I have a terrible sore throat. Had it since Friday and I think, it was somehow triggered by car fumes. We were stuck in a 20 min traffic jam getting out of the church car park and even though I had all the vents on 'close', I kept smelling that awful smell. And shortly after we got out of the church grounds, my throat started to feel strange. Anyway, it could be that, or it could just be a co-incidence.
The bottom line is that it hurts to swallow and it hurts to talk. I've been overdosing myself with garlic and ginger drinks and it has helped but not gotten rid of it yet.
Now this all sounds terrible but there is an upside to it all.
I've been home alone with Aaron the whole day. You all know he's two and a half. He's a chatterbox. And he usually doesn't act until you've repeated yourself about 50 times.
For most of today, I've stuck to saying things once. Although, I had to tell him a couple of times that I was only going to say things once. And guess what? I learnt something new. If I waited, and watched, he eventually did whatever it was I asked of him without needed to repeat myself. I do remember reading somewhere that young children aren't able to react immediately because of how their brains were wired - although they will eventually come around to processing that command.
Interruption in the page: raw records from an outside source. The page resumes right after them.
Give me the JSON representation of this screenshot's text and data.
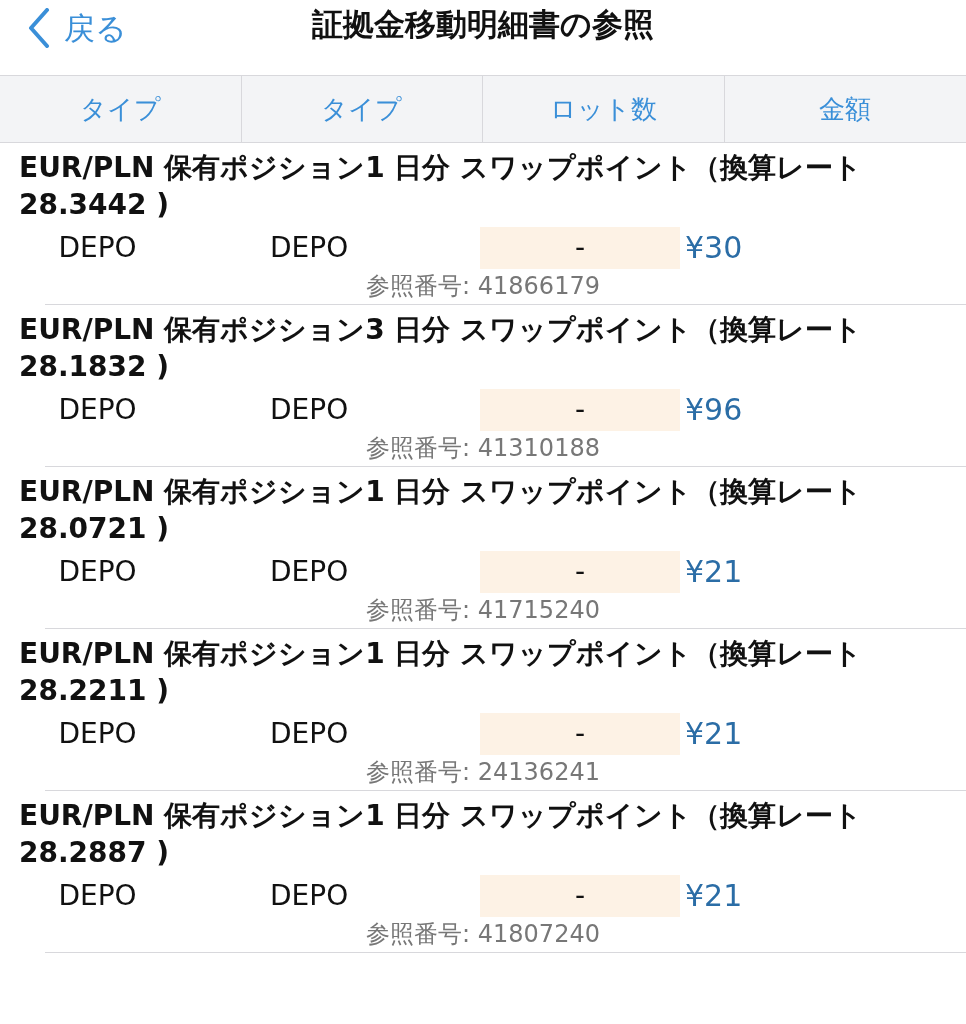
{
  "nav": {
    "back": "戻る",
    "title": "証拠金移動明細書の参照"
  },
  "columns": [
    "タイプ",
    "タイプ",
    "ロット数",
    "金額"
  ],
  "entries": [
    {
      "title": "EUR/PLN 保有ポジション1 日分 スワップポイント（換算レート 28.3442 )",
      "type_1": "DEPO",
      "type_2": "DEPO",
      "lots": "-",
      "amount": "¥30",
      "reference": "参照番号: 41866179"
    },
    {
      "title": "EUR/PLN 保有ポジション3 日分 スワップポイント（換算レート 28.1832 )",
      "type_1": "DEPO",
      "type_2": "DEPO",
      "lots": "-",
      "amount": "¥96",
      "reference": "参照番号: 41310188"
    },
    {
      "title": "EUR/PLN 保有ポジション1 日分 スワップポイント（換算レート 28.0721 )",
      "type_1": "DEPO",
      "type_2": "DEPO",
      "lots": "-",
      "amount": "¥21",
      "reference": "参照番号: 41715240"
    },
    {
      "title": "EUR/PLN 保有ポジション1 日分 スワップポイント（換算レート 28.2211 )",
      "type_1": "DEPO",
      "type_2": "DEPO",
      "lots": "-",
      "amount": "¥21",
      "reference": "参照番号: 24136241"
    },
    {
      "title": "EUR/PLN 保有ポジション1 日分 スワップポイント（換算レート 28.2887 )",
      "type_1": "DEPO",
      "type_2": "DEPO",
      "lots": "-",
      "amount": "¥21",
      "reference": "参照番号: 41807240"
    }
  ]
}
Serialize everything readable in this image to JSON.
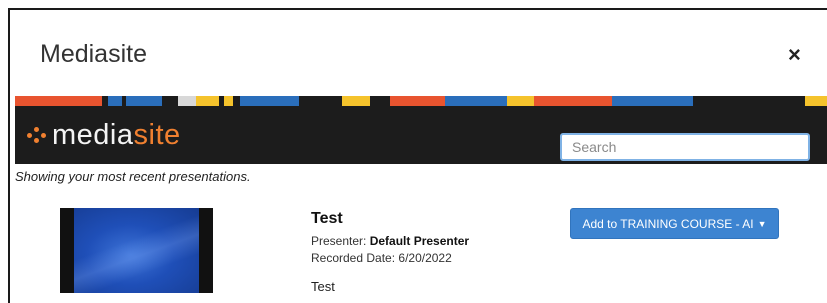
{
  "dialog": {
    "title": "Mediasite",
    "close_label": "×"
  },
  "header": {
    "logo_prefix": "media",
    "logo_suffix": "site",
    "search_placeholder": "Search",
    "search_value": ""
  },
  "colors": {
    "brand_orange": "#f08030",
    "header_bg": "#1c1c1c",
    "button_blue": "#3d84d1",
    "stripe": [
      "#e8542f",
      "#1c1c1c",
      "#2a6ebb",
      "#1c1c1c",
      "#f5c32c",
      "#1c1c1c",
      "#2a6ebb",
      "#f5c32c"
    ]
  },
  "list": {
    "recent_text": "Showing your most recent presentations."
  },
  "presentation": {
    "title": "Test",
    "presenter_label": "Presenter:",
    "presenter_name": "Default Presenter",
    "recorded_label": "Recorded Date:",
    "recorded_date": "6/20/2022",
    "description": "Test",
    "add_button_label": "Add to TRAINING COURSE - AI",
    "add_button_icon": "caret-down-icon"
  }
}
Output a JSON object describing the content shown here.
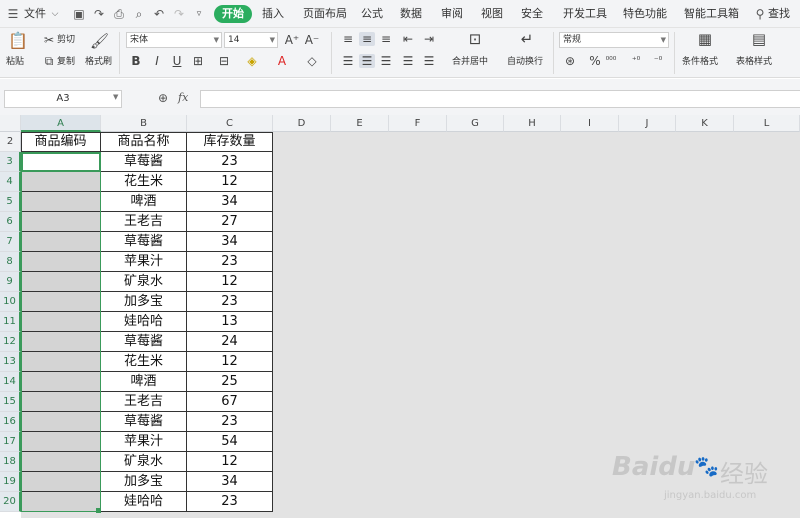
{
  "menu": {
    "file": "文件",
    "tabs": [
      "开始",
      "插入",
      "页面布局",
      "公式",
      "数据",
      "审阅",
      "视图",
      "安全",
      "开发工具",
      "特色功能",
      "智能工具箱"
    ],
    "search": "查找"
  },
  "ribbon": {
    "paste": "粘贴",
    "cut": "剪切",
    "copy": "复制",
    "format_painter": "格式刷",
    "font_name": "宋体",
    "font_size": "14",
    "merge_center": "合并居中",
    "wrap_text": "自动换行",
    "number_format": "常规",
    "conditional_format": "条件格式",
    "table_style": "表格样式"
  },
  "formula_bar": {
    "name_box": "A3",
    "fx": "fx",
    "formula": ""
  },
  "sheet": {
    "columns": [
      "A",
      "B",
      "C",
      "D",
      "E",
      "F",
      "G",
      "H",
      "I",
      "J",
      "K",
      "L"
    ],
    "row_numbers": [
      "2",
      "3",
      "4",
      "5",
      "6",
      "7",
      "8",
      "9",
      "10",
      "11",
      "12",
      "13",
      "14",
      "15",
      "16",
      "17",
      "18",
      "19",
      "20"
    ],
    "header": {
      "a": "商品编码",
      "b": "商品名称",
      "c": "库存数量"
    },
    "rows": [
      {
        "b": "草莓酱",
        "c": "23"
      },
      {
        "b": "花生米",
        "c": "12"
      },
      {
        "b": "啤酒",
        "c": "34"
      },
      {
        "b": "王老吉",
        "c": "27"
      },
      {
        "b": "草莓酱",
        "c": "34"
      },
      {
        "b": "苹果汁",
        "c": "23"
      },
      {
        "b": "矿泉水",
        "c": "12"
      },
      {
        "b": "加多宝",
        "c": "23"
      },
      {
        "b": "娃哈哈",
        "c": "13"
      },
      {
        "b": "草莓酱",
        "c": "24"
      },
      {
        "b": "花生米",
        "c": "12"
      },
      {
        "b": "啤酒",
        "c": "25"
      },
      {
        "b": "王老吉",
        "c": "67"
      },
      {
        "b": "草莓酱",
        "c": "23"
      },
      {
        "b": "苹果汁",
        "c": "54"
      },
      {
        "b": "矿泉水",
        "c": "12"
      },
      {
        "b": "加多宝",
        "c": "34"
      },
      {
        "b": "娃哈哈",
        "c": "23"
      }
    ]
  },
  "watermark": {
    "brand": "Baidu",
    "cn": "经验",
    "url": "jingyan.baidu.com"
  },
  "colors": {
    "accent": "#2bad5f",
    "selection": "#3a9a5a",
    "cell_fill": "#d4d4d4"
  }
}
I can't remember where I read it so I can't even go back and check but maybe its true.
The hard part was not being able to have any conversations with Aaron. He really has so much to say and definitely needs some sort of response but I just kept nodding, frowning, smiling or pointing. Oh and another thing, my index finger alone was enough to direct the tidying of all his toys today. Powerful isn't it?!
He's a cheeky boy but he's a good boy too. And today, he has really proved that. He was understanding and tried his best to make my day easier.
1 comment:
I'm glad you made something good out of being sick. That's hard to do.